After an unsuccessful campaign for Congress in 2000, Illinois state Sen. Barack Obama faced serious financial pressure: numerous debts, limited cash and a law practice he had neglected for a year. Help arrived in early 2001 from a significant new legal client -- a longtime political supporter.

Chicago entrepreneur Robert Blackwell Jr. paid Obama an $8,000-a-month retainer to give legal advice to his growing technology firm, Electronic Knowledge Interchange. It allowed Obama to supplement his $58,000 part-time state Senate salary for over a year with regular payments from Blackwell's firm that eventually totaled $112,000.

A few months after receiving his final payment from EKI, Obama sent a request on state Senate letterhead urging Illinois officials to provide a $50,000 tourism promotion grant to another Blackwell company, Killerspin.

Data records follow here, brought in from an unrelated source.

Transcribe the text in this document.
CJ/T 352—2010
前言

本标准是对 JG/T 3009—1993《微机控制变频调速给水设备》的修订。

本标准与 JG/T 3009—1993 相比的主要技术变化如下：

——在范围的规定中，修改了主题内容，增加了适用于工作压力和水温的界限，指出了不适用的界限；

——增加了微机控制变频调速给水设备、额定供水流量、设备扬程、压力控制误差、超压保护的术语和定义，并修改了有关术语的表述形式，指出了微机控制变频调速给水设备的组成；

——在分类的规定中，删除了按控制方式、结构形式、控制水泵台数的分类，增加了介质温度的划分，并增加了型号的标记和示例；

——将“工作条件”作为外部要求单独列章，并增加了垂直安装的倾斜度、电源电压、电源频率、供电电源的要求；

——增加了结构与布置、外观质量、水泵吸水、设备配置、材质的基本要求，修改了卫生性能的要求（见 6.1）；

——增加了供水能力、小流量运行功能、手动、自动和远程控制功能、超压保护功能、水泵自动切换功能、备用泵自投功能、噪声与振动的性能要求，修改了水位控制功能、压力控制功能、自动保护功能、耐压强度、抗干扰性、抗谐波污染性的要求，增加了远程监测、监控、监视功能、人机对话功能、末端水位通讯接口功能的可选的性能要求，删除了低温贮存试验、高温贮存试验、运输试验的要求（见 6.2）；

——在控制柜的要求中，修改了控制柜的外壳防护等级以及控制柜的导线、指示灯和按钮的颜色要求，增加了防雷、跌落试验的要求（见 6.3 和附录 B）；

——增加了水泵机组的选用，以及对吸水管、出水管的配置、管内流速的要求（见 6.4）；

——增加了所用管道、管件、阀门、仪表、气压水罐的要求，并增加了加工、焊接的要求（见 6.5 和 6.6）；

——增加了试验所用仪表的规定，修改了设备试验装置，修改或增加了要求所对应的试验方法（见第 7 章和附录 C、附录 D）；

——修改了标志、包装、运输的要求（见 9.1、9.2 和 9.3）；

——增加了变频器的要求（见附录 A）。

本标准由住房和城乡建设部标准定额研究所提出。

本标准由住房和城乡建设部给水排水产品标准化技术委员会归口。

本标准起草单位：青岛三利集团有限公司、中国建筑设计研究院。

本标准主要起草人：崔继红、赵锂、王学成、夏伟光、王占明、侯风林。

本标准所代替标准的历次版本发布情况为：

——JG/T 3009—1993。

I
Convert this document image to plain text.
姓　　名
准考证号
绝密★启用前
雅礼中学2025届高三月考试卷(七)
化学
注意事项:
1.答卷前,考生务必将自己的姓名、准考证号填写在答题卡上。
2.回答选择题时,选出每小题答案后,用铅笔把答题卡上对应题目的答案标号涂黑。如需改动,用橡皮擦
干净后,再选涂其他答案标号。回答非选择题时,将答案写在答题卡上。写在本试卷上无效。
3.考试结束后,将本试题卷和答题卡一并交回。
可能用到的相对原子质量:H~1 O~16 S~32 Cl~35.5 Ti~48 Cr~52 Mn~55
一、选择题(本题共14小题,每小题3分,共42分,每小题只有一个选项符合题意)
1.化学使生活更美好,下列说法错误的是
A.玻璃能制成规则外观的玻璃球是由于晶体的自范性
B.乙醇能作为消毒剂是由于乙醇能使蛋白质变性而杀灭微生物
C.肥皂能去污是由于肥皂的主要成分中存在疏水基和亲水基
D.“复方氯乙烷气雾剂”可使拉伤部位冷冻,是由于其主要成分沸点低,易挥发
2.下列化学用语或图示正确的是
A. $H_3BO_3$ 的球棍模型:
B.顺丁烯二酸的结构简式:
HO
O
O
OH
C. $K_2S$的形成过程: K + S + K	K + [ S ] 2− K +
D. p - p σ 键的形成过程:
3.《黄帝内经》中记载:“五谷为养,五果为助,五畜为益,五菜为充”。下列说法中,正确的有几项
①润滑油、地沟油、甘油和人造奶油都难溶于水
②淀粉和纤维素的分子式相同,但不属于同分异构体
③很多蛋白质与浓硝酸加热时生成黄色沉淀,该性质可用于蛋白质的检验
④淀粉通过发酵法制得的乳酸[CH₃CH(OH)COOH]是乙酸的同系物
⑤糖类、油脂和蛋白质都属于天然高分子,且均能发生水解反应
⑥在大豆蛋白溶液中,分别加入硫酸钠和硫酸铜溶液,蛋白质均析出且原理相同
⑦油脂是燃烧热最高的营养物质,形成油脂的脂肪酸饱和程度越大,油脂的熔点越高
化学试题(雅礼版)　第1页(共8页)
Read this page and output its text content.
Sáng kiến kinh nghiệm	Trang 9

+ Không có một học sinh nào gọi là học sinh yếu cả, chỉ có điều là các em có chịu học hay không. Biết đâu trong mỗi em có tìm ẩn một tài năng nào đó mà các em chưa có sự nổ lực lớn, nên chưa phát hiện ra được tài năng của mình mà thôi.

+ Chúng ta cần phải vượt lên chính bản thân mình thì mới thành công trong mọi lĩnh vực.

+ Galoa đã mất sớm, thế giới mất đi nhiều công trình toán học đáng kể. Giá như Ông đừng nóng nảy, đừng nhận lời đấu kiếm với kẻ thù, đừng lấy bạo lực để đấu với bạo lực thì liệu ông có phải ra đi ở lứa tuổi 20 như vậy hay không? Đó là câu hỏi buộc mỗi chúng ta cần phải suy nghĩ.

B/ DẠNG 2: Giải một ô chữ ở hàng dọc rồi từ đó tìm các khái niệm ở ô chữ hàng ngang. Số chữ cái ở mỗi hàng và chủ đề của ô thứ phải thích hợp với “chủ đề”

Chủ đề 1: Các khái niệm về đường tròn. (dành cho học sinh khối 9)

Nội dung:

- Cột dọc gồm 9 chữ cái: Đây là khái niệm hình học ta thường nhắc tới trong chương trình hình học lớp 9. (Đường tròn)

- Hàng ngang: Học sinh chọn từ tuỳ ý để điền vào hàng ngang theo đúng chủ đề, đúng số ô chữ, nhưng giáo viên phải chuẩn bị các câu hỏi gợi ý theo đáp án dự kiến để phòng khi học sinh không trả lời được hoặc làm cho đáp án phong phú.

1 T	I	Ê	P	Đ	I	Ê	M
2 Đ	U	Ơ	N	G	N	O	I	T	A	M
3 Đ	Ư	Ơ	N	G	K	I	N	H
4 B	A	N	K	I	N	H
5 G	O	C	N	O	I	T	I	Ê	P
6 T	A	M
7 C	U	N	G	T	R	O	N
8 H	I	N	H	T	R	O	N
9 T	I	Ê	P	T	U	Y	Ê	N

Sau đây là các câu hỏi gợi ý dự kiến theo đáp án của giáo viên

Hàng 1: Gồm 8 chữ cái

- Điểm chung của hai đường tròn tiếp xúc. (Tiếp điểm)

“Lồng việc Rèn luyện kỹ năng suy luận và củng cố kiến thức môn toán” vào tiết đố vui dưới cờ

Killerspin specializes in table tennis, running tournaments nationwide and selling its own line of equipment and apparel and DVD recordings of the competitions. With support from Obama, other state officials and an Obama aide who went to work part time for Killerspin, the company eventually obtained $320,000 in state grants between 2002 and 2004 to subsidize its tournaments.

There is the obvious corruption angle. Clearly Obama took a payment in order to direct taxpayer money to a client. But here is my issue... the government is providing tourism promotional grants... to a ping pong company?

This reminds me of a book I read about the Clinton administration. Before the 1992 election, the Clinton camp was going to come up with places where the federal budget could be cut and the one thing they came up with, reducing the amount of money the government gave to honey producers by 40 million dollars. And why exactly is the federal government giving money to honey producers?